Even the most obsessive dieter might find this a bit much – a set of scales so accurate that it can weigh a single proton.
A team of scientists at the Catalan Institute of Nanotechnology in Spain says its device can detect changes in mass of 1.7 yoctograms – roughly the mass of one proton.
It could be an extremely useful tool, they say, in fields such as mass spectrometry, magnetometry, nanometrology and surface science.
The sensor, based on a 150 nm-long resonating carbon nanotube, works on similar principles to a guitar string that vibrates at a very high frequency.
By comparing the resonating frequency of the nanotube before and after some extra mass has bound to the nanotube’s surface, the researchers can quantify the added mass.

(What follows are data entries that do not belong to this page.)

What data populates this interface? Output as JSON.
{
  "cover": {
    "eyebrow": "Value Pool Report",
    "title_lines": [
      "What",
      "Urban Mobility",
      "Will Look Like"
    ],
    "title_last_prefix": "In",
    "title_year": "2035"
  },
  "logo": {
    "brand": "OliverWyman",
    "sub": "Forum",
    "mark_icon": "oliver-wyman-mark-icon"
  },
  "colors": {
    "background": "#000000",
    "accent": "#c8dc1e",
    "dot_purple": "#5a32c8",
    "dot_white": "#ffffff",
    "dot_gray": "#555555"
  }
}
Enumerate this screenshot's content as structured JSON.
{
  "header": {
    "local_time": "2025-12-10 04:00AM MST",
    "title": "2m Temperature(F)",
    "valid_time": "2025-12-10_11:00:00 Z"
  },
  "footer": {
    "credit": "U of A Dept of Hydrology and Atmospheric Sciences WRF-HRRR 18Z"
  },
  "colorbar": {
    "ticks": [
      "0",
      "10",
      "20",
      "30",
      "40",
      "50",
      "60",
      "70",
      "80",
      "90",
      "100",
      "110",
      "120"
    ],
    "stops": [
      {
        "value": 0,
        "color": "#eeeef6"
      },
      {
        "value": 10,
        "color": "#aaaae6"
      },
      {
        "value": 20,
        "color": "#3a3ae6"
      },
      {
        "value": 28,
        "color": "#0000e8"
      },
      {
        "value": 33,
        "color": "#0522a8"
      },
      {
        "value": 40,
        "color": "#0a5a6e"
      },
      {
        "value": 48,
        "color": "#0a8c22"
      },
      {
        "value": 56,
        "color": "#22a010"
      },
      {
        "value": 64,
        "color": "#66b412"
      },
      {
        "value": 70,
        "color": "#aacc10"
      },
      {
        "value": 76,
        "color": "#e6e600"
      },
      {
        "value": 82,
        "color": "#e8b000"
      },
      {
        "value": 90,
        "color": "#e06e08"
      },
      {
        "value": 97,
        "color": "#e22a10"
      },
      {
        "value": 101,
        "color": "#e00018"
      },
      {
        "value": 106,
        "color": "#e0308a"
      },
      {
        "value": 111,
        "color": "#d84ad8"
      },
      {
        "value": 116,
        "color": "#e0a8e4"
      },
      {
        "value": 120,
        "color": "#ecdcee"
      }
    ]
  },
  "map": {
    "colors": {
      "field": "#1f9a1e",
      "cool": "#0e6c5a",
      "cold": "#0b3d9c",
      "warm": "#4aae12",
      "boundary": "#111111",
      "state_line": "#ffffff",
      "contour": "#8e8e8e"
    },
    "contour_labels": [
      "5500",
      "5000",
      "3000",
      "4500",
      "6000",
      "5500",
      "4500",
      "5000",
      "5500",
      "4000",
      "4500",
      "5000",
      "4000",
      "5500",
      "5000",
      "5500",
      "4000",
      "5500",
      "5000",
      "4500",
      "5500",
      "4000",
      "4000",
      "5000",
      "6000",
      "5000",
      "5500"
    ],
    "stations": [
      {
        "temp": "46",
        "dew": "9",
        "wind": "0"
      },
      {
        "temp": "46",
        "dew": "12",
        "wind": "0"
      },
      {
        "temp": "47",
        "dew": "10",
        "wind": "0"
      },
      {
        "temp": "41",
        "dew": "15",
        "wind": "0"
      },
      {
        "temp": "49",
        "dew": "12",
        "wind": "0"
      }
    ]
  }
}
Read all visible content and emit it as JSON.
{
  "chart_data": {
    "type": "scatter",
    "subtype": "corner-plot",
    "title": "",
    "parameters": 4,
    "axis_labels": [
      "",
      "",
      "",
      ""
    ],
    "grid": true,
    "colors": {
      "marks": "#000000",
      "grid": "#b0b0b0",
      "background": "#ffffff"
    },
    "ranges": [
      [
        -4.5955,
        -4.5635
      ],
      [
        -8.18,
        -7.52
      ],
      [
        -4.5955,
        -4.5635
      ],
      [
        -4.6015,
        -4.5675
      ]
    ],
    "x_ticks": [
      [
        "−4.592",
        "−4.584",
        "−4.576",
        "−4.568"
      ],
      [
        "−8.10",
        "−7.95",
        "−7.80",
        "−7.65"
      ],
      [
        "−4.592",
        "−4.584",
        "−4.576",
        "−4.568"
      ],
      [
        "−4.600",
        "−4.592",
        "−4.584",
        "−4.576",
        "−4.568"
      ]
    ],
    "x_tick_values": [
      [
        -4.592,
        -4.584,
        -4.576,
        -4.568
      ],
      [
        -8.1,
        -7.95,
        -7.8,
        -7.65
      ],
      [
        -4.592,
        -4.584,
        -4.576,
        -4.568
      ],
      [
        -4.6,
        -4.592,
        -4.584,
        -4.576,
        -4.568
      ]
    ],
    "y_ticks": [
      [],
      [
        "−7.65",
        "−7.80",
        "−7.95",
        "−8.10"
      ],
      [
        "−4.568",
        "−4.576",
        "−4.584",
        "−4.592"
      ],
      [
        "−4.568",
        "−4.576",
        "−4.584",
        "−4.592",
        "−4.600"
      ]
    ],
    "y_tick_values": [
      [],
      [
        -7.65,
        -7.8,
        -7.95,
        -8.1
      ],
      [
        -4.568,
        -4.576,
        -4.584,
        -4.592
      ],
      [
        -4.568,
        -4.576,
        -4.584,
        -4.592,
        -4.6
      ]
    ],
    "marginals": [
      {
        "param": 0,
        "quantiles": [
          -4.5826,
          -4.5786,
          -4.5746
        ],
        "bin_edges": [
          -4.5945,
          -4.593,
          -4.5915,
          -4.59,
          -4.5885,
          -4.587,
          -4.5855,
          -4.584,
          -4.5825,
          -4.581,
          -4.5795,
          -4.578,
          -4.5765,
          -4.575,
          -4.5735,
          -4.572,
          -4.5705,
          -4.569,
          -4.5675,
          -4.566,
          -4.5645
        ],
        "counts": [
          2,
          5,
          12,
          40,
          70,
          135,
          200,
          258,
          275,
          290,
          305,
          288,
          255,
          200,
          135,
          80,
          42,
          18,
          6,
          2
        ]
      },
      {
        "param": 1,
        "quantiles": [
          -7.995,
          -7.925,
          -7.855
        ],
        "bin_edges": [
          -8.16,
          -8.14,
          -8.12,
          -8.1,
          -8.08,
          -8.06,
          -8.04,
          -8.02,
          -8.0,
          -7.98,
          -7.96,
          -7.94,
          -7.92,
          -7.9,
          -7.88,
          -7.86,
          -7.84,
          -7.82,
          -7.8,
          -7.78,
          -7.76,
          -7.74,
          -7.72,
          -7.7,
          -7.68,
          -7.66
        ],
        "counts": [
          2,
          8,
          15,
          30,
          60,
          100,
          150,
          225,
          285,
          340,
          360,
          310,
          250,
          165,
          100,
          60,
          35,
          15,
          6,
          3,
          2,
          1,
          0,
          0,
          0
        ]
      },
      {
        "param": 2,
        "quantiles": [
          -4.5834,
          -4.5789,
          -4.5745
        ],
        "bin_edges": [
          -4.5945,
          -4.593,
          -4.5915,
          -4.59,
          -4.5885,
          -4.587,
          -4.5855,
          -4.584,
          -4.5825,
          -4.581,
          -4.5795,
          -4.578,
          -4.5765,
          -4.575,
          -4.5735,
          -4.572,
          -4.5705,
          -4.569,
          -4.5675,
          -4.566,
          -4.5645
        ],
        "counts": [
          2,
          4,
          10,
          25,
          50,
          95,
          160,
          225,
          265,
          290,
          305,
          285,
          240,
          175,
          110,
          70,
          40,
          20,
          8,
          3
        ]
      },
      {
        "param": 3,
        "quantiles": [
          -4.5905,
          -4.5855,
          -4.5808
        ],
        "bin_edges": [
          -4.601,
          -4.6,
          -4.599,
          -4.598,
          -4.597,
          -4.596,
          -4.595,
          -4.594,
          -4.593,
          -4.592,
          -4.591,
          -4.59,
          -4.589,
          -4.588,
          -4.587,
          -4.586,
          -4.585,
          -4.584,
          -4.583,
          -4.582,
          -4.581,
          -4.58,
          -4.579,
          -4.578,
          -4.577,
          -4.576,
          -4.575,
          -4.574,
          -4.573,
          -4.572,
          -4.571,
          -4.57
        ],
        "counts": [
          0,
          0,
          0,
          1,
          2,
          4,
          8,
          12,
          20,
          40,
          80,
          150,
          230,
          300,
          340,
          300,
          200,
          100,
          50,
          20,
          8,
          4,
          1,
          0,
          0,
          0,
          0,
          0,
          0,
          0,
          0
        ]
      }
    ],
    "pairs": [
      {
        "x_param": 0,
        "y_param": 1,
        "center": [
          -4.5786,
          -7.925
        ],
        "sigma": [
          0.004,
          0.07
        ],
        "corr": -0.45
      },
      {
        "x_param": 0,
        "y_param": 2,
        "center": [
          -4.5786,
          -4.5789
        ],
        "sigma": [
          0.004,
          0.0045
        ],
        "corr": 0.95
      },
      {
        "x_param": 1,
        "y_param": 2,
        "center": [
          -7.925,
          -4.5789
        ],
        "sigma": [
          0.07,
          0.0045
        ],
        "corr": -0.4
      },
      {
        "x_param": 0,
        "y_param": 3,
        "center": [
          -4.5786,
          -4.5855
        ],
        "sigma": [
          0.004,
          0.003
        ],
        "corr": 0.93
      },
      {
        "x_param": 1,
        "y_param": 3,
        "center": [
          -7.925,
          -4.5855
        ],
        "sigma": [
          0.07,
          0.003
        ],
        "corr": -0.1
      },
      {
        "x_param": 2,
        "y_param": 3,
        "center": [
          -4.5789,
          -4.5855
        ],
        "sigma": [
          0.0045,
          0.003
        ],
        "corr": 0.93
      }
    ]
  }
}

They’ve conducted several mass-detection and binding experiments, for example measuring the rate at which naphthalene molecules adsorb onto the nanotube surface, and determining that adsorption of xenon atoms onto the surface is a thermally activated process.
Getting the nanotube sufficiently clean was achieved by annealing it with an electrical current. The experiments also required extremely low temperatures (-269 ˚C), ultra-high vacuum (10-14 bar), and an environment completely free of mechanical disruption or electrical noise.
The team believes it’s possible to improve the device’s accuracy still further by creating a single ‘trapping site’ on the nanotube, which should reduce fluctuations in the nanotube’s resonance frequency.